Em termos de regulação da enzima acetil-CoA carboxilase, que representa a etapa limitante de toda a via, ela é inibida pelo palmitoil-CoA, o principal produto da síntese.

Seu ativador alostérico, por outro lado, é o citrato, que direciona o metabolismo da oxidação à síntese para armazenamento.

Quando as concentrações mitocondriais de acetil-CoA e ATP aumentam, o citrato é transportado para o citosol, onde é precursor da síntese citosólica de acetil-CoA e sinal de ativação alostérica da acetil-CoA carboxilase.

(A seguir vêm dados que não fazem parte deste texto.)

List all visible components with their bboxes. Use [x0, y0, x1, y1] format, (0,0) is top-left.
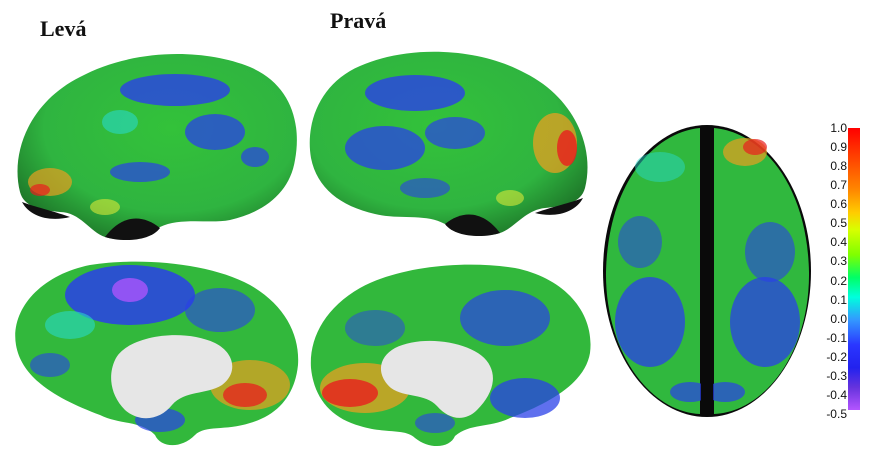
colorbar-tick-label: 0.5 — [815, 217, 847, 229]
colorbar-tick-label: 1.0 — [815, 122, 847, 134]
colorbar-tick-label: 0.8 — [815, 160, 847, 172]
left-lateral-brain-view — [10, 42, 310, 247]
colorbar-tick-label: -0.3 — [815, 370, 847, 382]
colorbar-tick-label: 0.9 — [815, 141, 847, 153]
right-medial-brain-view — [305, 258, 595, 450]
right-lateral-brain-view — [305, 38, 595, 243]
colorbar-tick-label: 0.4 — [815, 236, 847, 248]
left-hemisphere-label: Levá — [40, 16, 86, 42]
left-medial-brain-view — [10, 255, 305, 450]
colorbar-tick-label: 0.2 — [815, 275, 847, 287]
colorbar-tick-label: -0.1 — [815, 332, 847, 344]
colorbar — [848, 128, 860, 410]
colorbar-tick-label: 0.7 — [815, 179, 847, 191]
dorsal-brain-view — [600, 122, 815, 420]
colorbar-tick-label: 0.1 — [815, 294, 847, 306]
colorbar-tick-label: -0.5 — [815, 408, 847, 420]
colorbar-tick-label: -0.2 — [815, 351, 847, 363]
colorbar-tick-label: -0.4 — [815, 389, 847, 401]
colorbar-tick-label: 0.6 — [815, 198, 847, 210]
colorbar-tick-label: 0.3 — [815, 255, 847, 267]
right-hemisphere-label: Pravá — [330, 8, 386, 34]
colorbar-tick-label: 0.0 — [815, 313, 847, 325]
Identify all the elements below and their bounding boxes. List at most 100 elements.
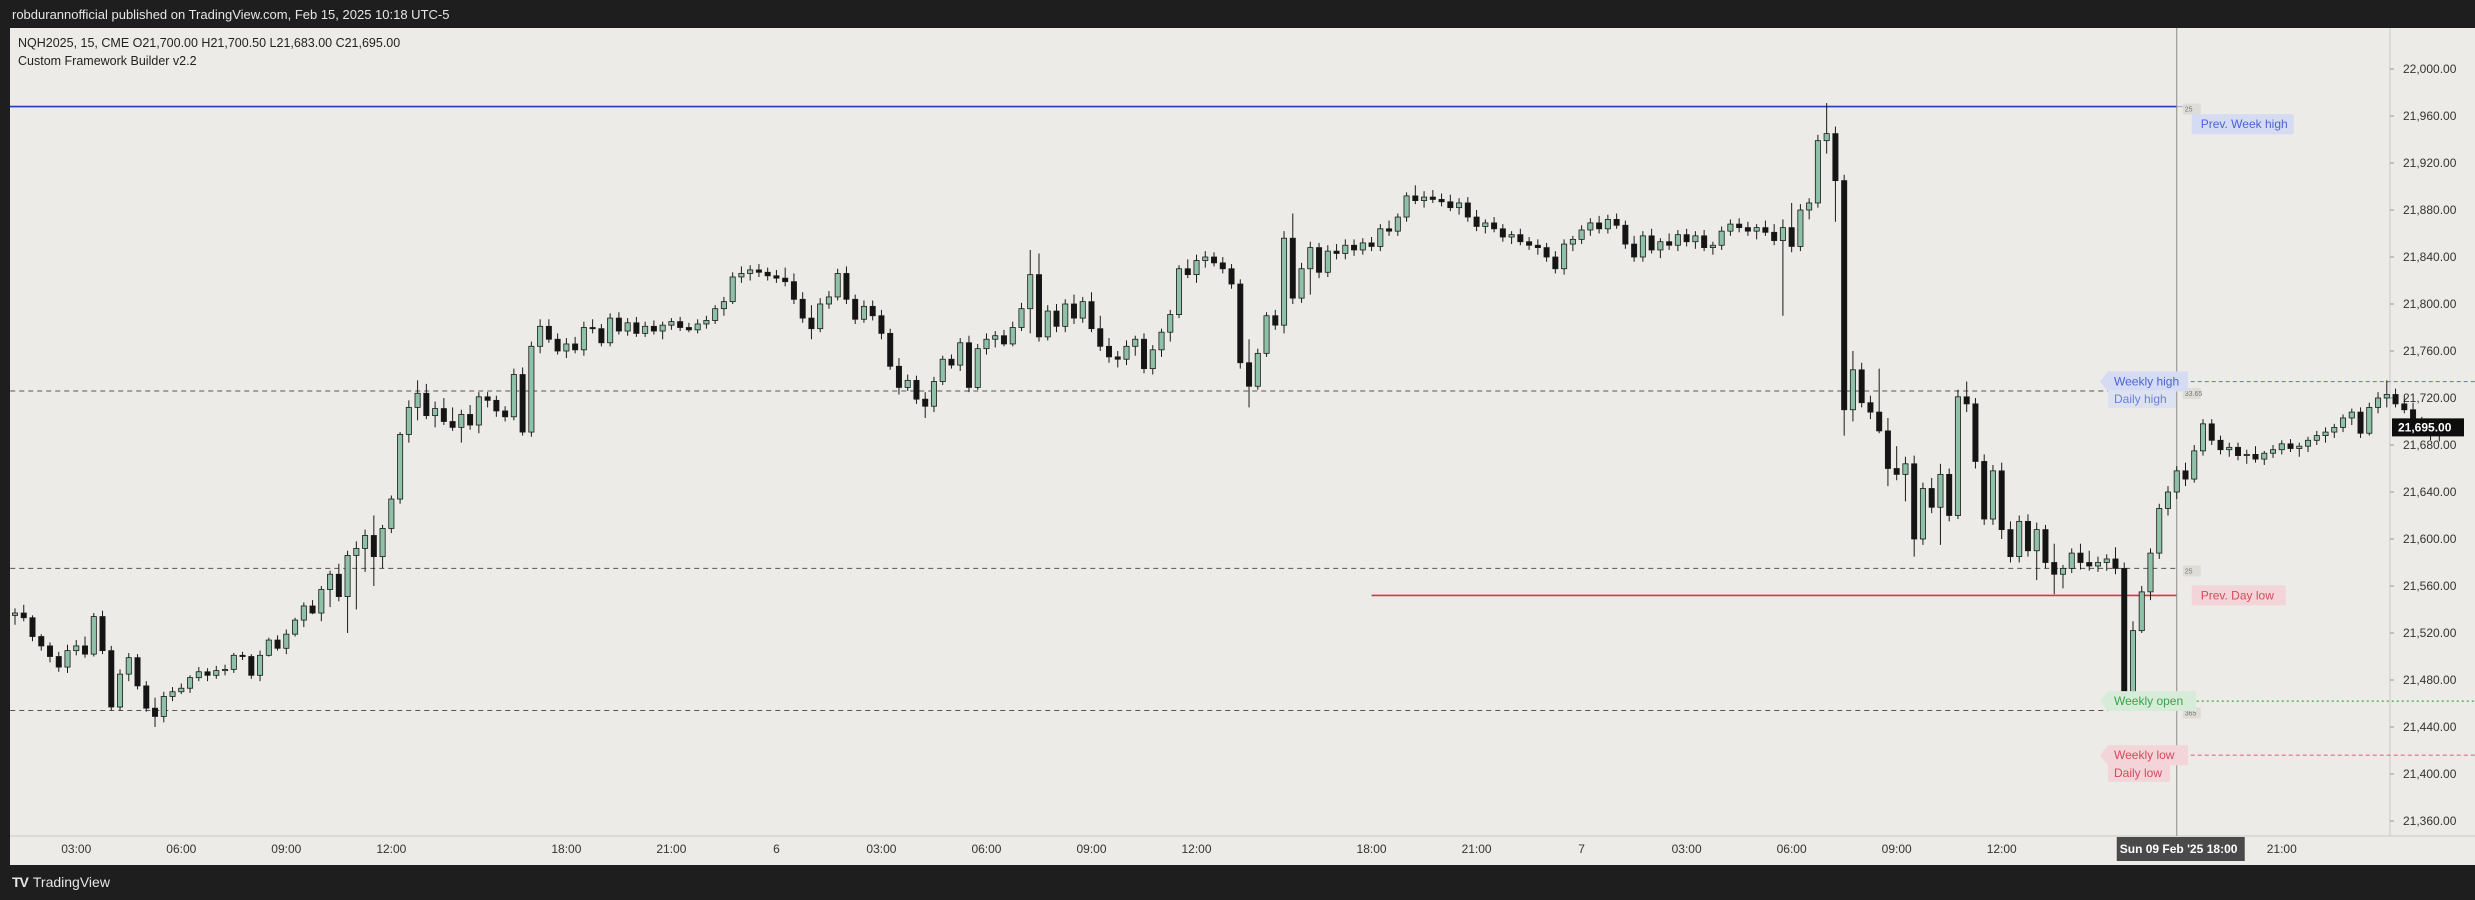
candle[interactable] (362, 529, 369, 572)
candle[interactable] (1473, 210, 1480, 232)
candle[interactable] (563, 338, 570, 359)
candle[interactable] (615, 312, 622, 335)
candle[interactable] (1858, 362, 1865, 408)
candle[interactable] (694, 319, 701, 334)
candle[interactable] (790, 273, 797, 304)
candle[interactable] (1683, 228, 1690, 247)
candle[interactable] (1456, 198, 1463, 215)
tradingview-logo[interactable]: TV TradingView (12, 874, 110, 890)
candle[interactable] (1289, 213, 1296, 304)
candle[interactable] (397, 432, 404, 504)
candle[interactable] (528, 341, 535, 437)
candle[interactable] (493, 395, 500, 417)
candle[interactable] (204, 668, 211, 682)
candle[interactable] (458, 409, 465, 443)
candle[interactable] (1788, 202, 1795, 253)
candle[interactable] (1324, 245, 1331, 277)
candle[interactable] (1692, 231, 1699, 249)
candle[interactable] (1027, 249, 1034, 334)
candle[interactable] (624, 318, 631, 336)
candle[interactable] (1911, 455, 1918, 557)
candle[interactable] (248, 654, 255, 679)
candle[interactable] (545, 319, 552, 343)
candle[interactable] (1035, 253, 1042, 342)
candle[interactable] (432, 401, 439, 428)
candle[interactable] (82, 636, 89, 658)
candle[interactable] (1814, 134, 1821, 208)
candle[interactable] (1167, 309, 1174, 342)
candle[interactable] (2375, 392, 2382, 414)
candle[interactable] (1657, 238, 1664, 259)
candle[interactable] (2366, 402, 2373, 436)
candle[interactable] (922, 392, 929, 418)
candle[interactable] (2129, 621, 2136, 696)
candle[interactable] (2147, 548, 2154, 601)
candle[interactable] (2401, 395, 2408, 414)
candle[interactable] (1639, 231, 1646, 262)
candle[interactable] (90, 613, 97, 657)
candle[interactable] (195, 667, 202, 682)
candle[interactable] (1709, 241, 1716, 255)
candle[interactable] (1359, 238, 1366, 255)
candle[interactable] (423, 383, 430, 420)
candle[interactable] (729, 272, 736, 304)
candle[interactable] (2042, 524, 2049, 569)
candle[interactable] (817, 298, 824, 333)
indicator-name[interactable]: Custom Framework Builder v2.2 (18, 54, 197, 68)
candle[interactable] (38, 634, 45, 651)
candle[interactable] (992, 331, 999, 348)
chart-area[interactable]: 22,000.00 21,960.00 21,920.00 21,880.00 21,8… (10, 28, 2475, 865)
level-pennant-box[interactable] (2100, 371, 2188, 392)
candle[interactable] (773, 269, 780, 283)
candle[interactable] (414, 380, 421, 421)
candle[interactable] (2296, 442, 2303, 457)
candle[interactable] (659, 321, 666, 340)
candle[interactable] (1246, 339, 1253, 408)
candle[interactable] (983, 333, 990, 355)
candle[interactable] (1079, 296, 1086, 323)
candle[interactable] (685, 322, 692, 333)
candle[interactable] (1333, 244, 1340, 260)
candle[interactable] (1841, 174, 1848, 436)
candle[interactable] (1184, 259, 1191, 279)
candle[interactable] (1263, 312, 1270, 357)
candle[interactable] (1097, 315, 1104, 351)
candle[interactable] (257, 650, 264, 682)
candle[interactable] (2322, 427, 2329, 443)
candle[interactable] (712, 305, 719, 324)
candle[interactable] (1569, 235, 1576, 252)
candle[interactable] (1281, 231, 1288, 334)
candle[interactable] (1578, 225, 1585, 245)
candle[interactable] (1316, 242, 1323, 279)
candle[interactable] (2173, 466, 2180, 500)
candle[interactable] (2121, 562, 2128, 698)
candle[interactable] (1429, 190, 1436, 203)
candle[interactable] (335, 563, 342, 602)
candle[interactable] (519, 367, 526, 436)
candle[interactable] (1219, 257, 1226, 274)
candle[interactable] (1053, 304, 1060, 333)
candle[interactable] (1237, 279, 1244, 369)
candle[interactable] (344, 550, 351, 633)
candle[interactable] (1106, 338, 1113, 363)
candle[interactable] (1499, 224, 1506, 242)
candle[interactable] (2164, 486, 2171, 516)
candle[interactable] (1149, 345, 1156, 375)
candle[interactable] (2235, 442, 2242, 461)
candle[interactable] (2305, 436, 2312, 453)
candle[interactable] (99, 610, 106, 655)
candle[interactable] (1666, 233, 1673, 250)
candle[interactable] (904, 374, 911, 391)
candle[interactable] (878, 309, 885, 340)
candle[interactable] (1604, 214, 1611, 234)
candle[interactable] (47, 642, 54, 663)
candle[interactable] (1351, 239, 1358, 256)
candle[interactable] (2383, 380, 2390, 408)
candle[interactable] (230, 652, 237, 673)
level-pennant-box[interactable] (2100, 745, 2188, 766)
candle[interactable] (475, 392, 482, 434)
candle[interactable] (1779, 219, 1786, 316)
candle[interactable] (73, 640, 80, 656)
candle[interactable] (2068, 548, 2075, 574)
level-label-box[interactable] (2191, 585, 2286, 606)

Essa enzima também pode ser regulada pela fosforilação, um evento desencadeado pela ação hormonal do glucagon e da adrenalina.

Referências

  1. McGenity, T., Van Der Meer, JR e Lorenzo, V. (2010). Manual de microbiologia de hidrocarbonetos e lipídios (p. 4716). KN Timmis (Ed.). Berlim: Springer.
  2. Murray, RK, Granner, DK, Mayes, PA e Rodwell, VW (2014). Bioquímica ilustrada de Harper. Mcgraw-Hill.
  3. Nelson, DL, & Cox, MM (2009). Princípios de Bioquímica de Lehninger (pp. 71-85). Nova York: WH Freeman.
  4. Numa, S. (1984). Metabolismo de ácidos graxos e sua regulação. Elsevier.
  5. Rawn, JD (1989). Bioquímica – edição internacional. Carolina do Norte: Neil Patterson Publishers, 5.